ヨーロッパから見てそのインドより遠方の地域は極東と名付けられた[2]。
一方で、インドより近辺の地域は「中近東(Near and Middle East)」の呼称が一般的であった[2]。しかし、20世紀になり中東の概念が用いられるようになったことで、極東(Far East)、中東(Middle East)、近東(Near East)に三分した呼称で地域が区分されるようになった[2]。極東は列強諸国の進出が争われている地域、中東はイギリスからインドに至る要路に存在する地域、近東は東方問題が焦点になっている地域として捉えられた[3]。なお、当初の中東と近東の概念は第二次世界大戦後に定着したものとは範囲が大きく異なる[3]。

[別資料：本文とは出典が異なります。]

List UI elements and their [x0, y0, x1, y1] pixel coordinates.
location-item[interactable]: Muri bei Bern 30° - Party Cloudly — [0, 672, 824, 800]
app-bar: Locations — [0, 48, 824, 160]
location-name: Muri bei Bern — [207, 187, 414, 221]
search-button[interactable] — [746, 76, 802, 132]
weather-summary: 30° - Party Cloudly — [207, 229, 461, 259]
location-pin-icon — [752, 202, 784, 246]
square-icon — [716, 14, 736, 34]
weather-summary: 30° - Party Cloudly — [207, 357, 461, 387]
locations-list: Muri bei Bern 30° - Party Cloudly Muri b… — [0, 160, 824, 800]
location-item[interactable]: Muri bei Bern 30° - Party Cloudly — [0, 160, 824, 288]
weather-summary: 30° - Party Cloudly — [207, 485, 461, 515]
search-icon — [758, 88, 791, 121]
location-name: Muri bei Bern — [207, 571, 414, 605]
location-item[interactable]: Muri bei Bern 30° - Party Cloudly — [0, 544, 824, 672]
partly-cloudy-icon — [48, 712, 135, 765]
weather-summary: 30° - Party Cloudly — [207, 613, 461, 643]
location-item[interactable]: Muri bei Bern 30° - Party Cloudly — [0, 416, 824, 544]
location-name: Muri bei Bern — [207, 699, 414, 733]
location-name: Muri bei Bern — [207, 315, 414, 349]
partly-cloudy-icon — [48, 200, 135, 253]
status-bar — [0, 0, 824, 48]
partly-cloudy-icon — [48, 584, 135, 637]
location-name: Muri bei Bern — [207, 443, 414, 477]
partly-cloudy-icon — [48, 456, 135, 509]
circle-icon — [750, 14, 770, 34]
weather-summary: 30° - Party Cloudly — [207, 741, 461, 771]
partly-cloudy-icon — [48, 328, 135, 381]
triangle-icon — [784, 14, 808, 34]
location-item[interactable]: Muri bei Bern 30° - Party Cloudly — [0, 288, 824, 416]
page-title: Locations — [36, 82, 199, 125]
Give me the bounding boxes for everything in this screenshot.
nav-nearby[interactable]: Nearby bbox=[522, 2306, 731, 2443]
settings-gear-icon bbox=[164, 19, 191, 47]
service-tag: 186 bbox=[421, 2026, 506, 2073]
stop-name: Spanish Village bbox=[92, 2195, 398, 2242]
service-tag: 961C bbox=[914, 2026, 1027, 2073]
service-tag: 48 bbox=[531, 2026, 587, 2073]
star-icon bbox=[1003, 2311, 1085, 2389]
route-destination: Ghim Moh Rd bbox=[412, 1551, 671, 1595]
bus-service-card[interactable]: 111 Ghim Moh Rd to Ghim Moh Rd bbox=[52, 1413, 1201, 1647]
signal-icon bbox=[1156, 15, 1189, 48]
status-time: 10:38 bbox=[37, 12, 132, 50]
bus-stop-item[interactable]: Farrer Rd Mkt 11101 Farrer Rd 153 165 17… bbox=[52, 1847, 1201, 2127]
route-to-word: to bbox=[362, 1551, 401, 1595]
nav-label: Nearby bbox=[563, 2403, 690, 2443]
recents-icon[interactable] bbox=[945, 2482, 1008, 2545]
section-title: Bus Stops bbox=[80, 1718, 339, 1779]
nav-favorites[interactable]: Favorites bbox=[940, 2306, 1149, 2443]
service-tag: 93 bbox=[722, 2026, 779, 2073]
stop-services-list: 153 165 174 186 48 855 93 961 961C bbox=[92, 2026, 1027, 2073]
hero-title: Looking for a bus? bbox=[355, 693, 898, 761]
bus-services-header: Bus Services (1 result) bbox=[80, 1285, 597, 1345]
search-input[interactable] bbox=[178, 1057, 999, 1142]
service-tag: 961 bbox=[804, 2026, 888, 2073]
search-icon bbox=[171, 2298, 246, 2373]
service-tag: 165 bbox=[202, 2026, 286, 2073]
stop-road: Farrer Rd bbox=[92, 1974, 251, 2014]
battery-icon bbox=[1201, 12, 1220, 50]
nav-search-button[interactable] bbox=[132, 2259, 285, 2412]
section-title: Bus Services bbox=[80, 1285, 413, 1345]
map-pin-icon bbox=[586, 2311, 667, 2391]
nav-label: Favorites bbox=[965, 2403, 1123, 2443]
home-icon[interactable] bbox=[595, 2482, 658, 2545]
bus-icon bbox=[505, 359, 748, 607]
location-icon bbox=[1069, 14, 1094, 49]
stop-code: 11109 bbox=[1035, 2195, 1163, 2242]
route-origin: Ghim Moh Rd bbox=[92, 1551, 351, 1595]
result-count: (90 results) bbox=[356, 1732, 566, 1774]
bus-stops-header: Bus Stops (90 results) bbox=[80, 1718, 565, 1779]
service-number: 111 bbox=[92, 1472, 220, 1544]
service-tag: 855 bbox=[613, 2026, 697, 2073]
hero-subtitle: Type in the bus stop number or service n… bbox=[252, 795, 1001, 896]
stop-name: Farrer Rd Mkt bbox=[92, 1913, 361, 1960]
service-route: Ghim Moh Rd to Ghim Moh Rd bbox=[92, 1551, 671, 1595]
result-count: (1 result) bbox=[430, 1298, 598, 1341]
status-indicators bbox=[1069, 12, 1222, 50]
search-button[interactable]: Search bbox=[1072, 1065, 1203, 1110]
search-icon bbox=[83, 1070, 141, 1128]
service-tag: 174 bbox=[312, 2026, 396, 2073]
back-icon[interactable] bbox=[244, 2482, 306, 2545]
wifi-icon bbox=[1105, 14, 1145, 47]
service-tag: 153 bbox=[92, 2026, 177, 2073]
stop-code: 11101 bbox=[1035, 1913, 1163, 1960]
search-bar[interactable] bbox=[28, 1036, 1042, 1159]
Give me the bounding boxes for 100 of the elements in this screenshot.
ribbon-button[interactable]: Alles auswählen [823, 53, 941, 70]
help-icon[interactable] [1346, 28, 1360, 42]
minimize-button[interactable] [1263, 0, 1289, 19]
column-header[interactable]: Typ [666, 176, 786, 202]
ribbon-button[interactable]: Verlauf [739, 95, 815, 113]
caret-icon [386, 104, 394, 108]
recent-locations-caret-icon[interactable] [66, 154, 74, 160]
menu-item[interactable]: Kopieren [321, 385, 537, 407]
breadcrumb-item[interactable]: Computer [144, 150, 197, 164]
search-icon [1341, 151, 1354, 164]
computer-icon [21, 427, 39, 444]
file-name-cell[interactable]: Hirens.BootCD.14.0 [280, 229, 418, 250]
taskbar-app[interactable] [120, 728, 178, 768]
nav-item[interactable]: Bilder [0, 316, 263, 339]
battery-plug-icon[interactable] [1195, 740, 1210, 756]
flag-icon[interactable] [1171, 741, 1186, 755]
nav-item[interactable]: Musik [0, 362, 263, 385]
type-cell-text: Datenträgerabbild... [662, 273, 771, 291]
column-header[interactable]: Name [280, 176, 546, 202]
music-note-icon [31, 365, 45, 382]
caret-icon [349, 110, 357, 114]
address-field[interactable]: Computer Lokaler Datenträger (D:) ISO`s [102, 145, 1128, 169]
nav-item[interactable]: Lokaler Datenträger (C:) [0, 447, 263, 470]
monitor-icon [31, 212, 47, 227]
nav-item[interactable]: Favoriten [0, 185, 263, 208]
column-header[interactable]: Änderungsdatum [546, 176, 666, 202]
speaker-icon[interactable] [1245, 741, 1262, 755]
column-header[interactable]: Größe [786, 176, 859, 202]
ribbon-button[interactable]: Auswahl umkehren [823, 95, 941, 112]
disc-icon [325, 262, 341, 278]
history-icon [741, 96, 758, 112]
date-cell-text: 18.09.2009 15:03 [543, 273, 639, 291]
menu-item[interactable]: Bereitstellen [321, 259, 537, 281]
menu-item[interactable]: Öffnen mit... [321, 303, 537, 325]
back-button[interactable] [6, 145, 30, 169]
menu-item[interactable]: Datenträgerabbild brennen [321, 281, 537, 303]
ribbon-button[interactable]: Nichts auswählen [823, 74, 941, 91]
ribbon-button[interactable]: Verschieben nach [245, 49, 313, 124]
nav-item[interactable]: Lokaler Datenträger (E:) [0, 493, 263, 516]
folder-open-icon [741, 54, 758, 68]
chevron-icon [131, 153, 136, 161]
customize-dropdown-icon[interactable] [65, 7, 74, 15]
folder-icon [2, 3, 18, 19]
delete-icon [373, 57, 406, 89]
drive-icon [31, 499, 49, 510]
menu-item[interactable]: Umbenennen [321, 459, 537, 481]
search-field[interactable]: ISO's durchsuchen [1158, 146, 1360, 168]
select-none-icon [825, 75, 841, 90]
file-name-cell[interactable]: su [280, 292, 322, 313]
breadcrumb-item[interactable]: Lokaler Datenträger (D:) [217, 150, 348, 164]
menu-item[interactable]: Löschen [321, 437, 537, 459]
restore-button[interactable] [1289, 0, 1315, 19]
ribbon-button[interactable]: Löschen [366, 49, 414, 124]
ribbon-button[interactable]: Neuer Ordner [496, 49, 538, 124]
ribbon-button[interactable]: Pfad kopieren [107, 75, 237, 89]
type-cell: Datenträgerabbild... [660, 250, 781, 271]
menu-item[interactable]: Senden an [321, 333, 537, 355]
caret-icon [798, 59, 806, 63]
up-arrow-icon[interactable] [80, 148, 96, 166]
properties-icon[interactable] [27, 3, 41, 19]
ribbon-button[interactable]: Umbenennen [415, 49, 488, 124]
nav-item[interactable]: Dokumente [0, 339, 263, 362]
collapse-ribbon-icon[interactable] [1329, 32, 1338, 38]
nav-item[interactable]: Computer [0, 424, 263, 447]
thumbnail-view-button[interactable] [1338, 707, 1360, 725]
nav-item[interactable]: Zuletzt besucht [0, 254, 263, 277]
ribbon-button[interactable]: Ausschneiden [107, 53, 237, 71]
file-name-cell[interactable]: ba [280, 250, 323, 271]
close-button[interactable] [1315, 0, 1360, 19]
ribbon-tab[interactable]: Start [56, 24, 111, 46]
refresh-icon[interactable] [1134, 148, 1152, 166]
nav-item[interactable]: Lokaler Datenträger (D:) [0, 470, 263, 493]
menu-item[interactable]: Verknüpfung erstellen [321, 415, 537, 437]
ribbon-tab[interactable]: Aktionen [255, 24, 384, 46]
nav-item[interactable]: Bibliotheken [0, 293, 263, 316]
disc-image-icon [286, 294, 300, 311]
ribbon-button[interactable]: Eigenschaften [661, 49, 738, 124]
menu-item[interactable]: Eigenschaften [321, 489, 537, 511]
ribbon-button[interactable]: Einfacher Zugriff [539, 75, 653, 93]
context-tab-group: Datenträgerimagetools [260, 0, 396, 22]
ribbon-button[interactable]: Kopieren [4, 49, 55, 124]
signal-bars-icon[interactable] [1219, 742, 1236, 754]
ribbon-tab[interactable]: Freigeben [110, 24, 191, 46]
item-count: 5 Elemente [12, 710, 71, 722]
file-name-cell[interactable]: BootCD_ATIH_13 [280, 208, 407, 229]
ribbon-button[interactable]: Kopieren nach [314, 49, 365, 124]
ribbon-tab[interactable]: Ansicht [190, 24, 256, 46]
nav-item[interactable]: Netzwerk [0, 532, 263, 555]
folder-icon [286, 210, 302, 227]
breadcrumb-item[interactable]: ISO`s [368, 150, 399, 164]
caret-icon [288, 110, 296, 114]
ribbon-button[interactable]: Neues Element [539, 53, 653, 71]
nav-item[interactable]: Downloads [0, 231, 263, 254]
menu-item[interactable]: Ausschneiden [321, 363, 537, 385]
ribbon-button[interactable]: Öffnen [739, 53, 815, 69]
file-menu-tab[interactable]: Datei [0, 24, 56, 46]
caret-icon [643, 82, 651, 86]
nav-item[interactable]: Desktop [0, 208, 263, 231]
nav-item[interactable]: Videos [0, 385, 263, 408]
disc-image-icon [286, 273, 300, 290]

1941年12月15日、内閣情報局は「極東」の字句は「イギリスは世界の中心なりとの観念の上に組み立てられたものである」として、次官会議を通じて公文書、新聞、雑誌、宣言、決議などから「極東」を排除したいとの提言を行い認められた[4]。このため第二次世界大戦中の日本では使用頻度が減少した。
極東・中東・近東の区分については、第二次世界大戦後、中近東の区別が次第に使われなくなり「中東」にまとめられる傾向がある[5](近東を参照)。